Assigned to psilord by zmiller
===========================================================================
Date of actions: Fri Nov 16 16:25:26 2007 (1195251926)
Date: Fri, 16 Nov 2007 16:38:47 -0600
From: Peter Keller <psilord__AT__cs.wisc.edu>
To: zmiller <condor-admin__AT__cs.wisc.edu>
Subject: Re: [condor-admin #17143] LIGO: ImageSize update problem

Hello,

> From: Stuart Anderson <anderson__AT__ligo.caltech.edu>
> 
> The LIGO Condor pool at Caltech running,
> 
> # condor_version
> $CondorVersion: 6.9.4 Aug 30 2007 $
> $CondorPlatform: X86_64-LINUX_RHEL3 $
> 
> does not appear to be reliably updating the ImageSize job ClassAdd.
> For example, here are 3 jobs that where submitted from the same submit
> machine by the same user and have been running on the same execute
> machine for an extended period of time. However, only one of them is
> showing the right ImageSize.

Ok, after looking to the codebase, I found this behavior:

The ImageSize for a standard universe job is updated (these are the
imporant ones) at four conceptual locations in the code: A) when the
job is submitted--the size of the executable is used, B) when the job
starts executing on the remote node, C) when the job finishes execution,
and D) when the job checkpoints for any reason, even if that checkpoint
is aborted because WantCheckpoint is false.

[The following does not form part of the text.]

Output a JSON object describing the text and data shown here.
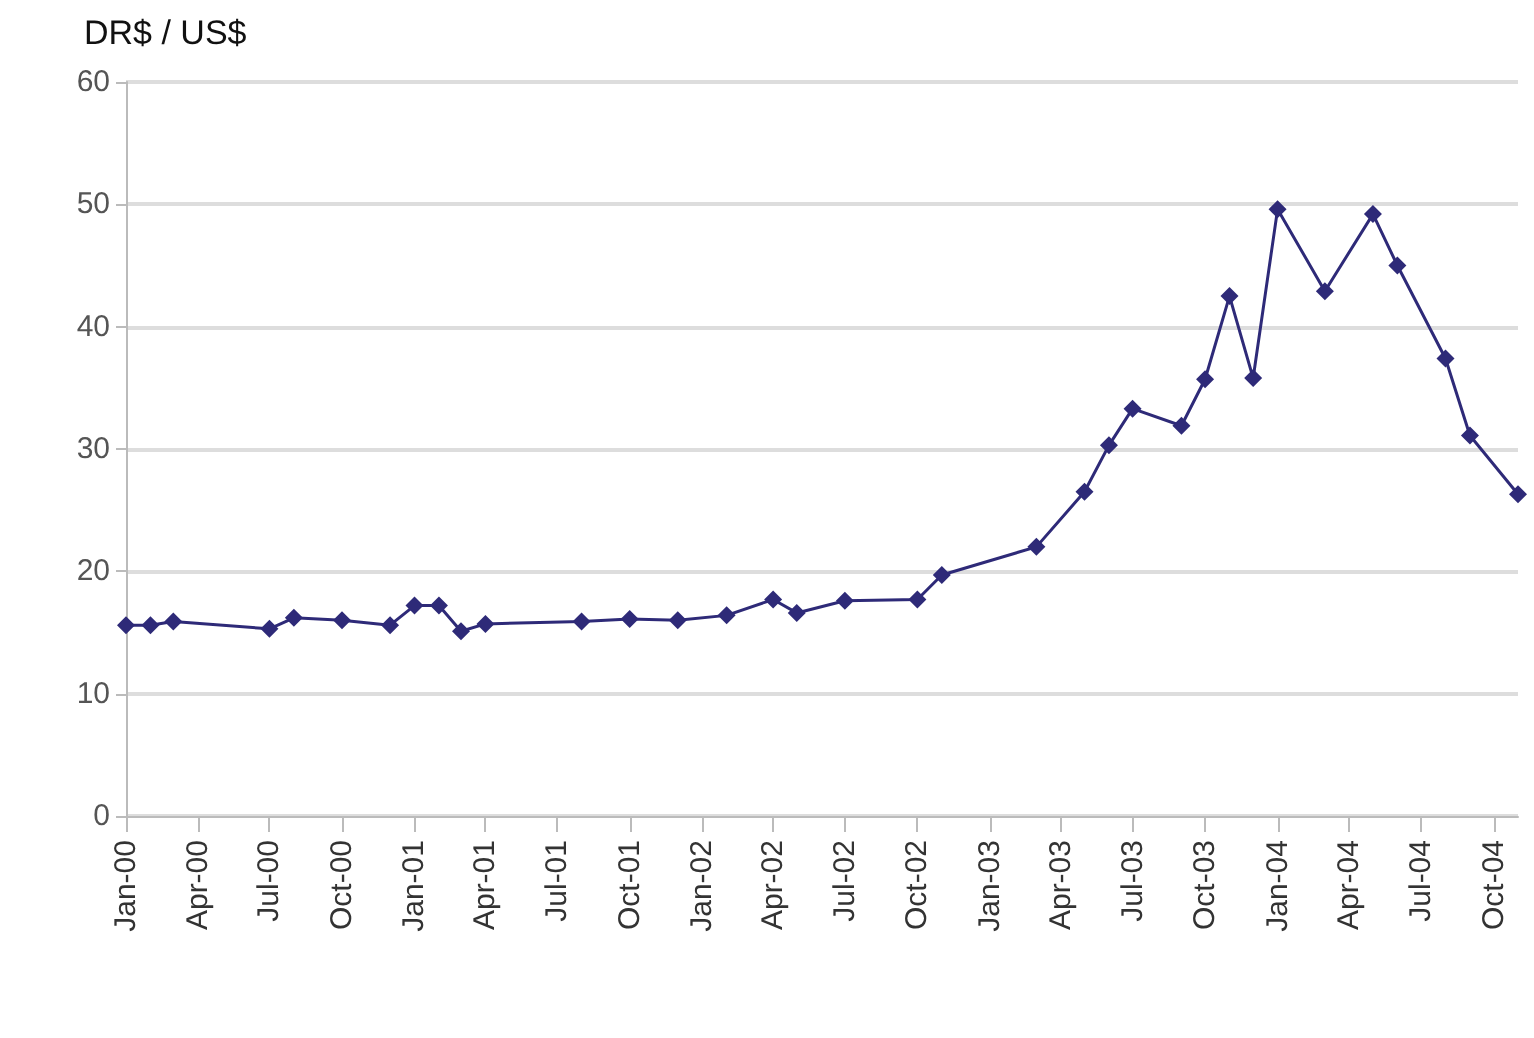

So, if you set your periodic
checkpoint value to something like 24 hours, the starter will only inform
the shadow every 24 hours of the change of image size.

However, the update only gets written to the shadow's in-memory classad and
is only updated to the schedd upon job termination or eviction.

So, this tells me that you'll only see the updated ImageSize attribute
from the perspective of condor_q on job termination/eviction boundaries.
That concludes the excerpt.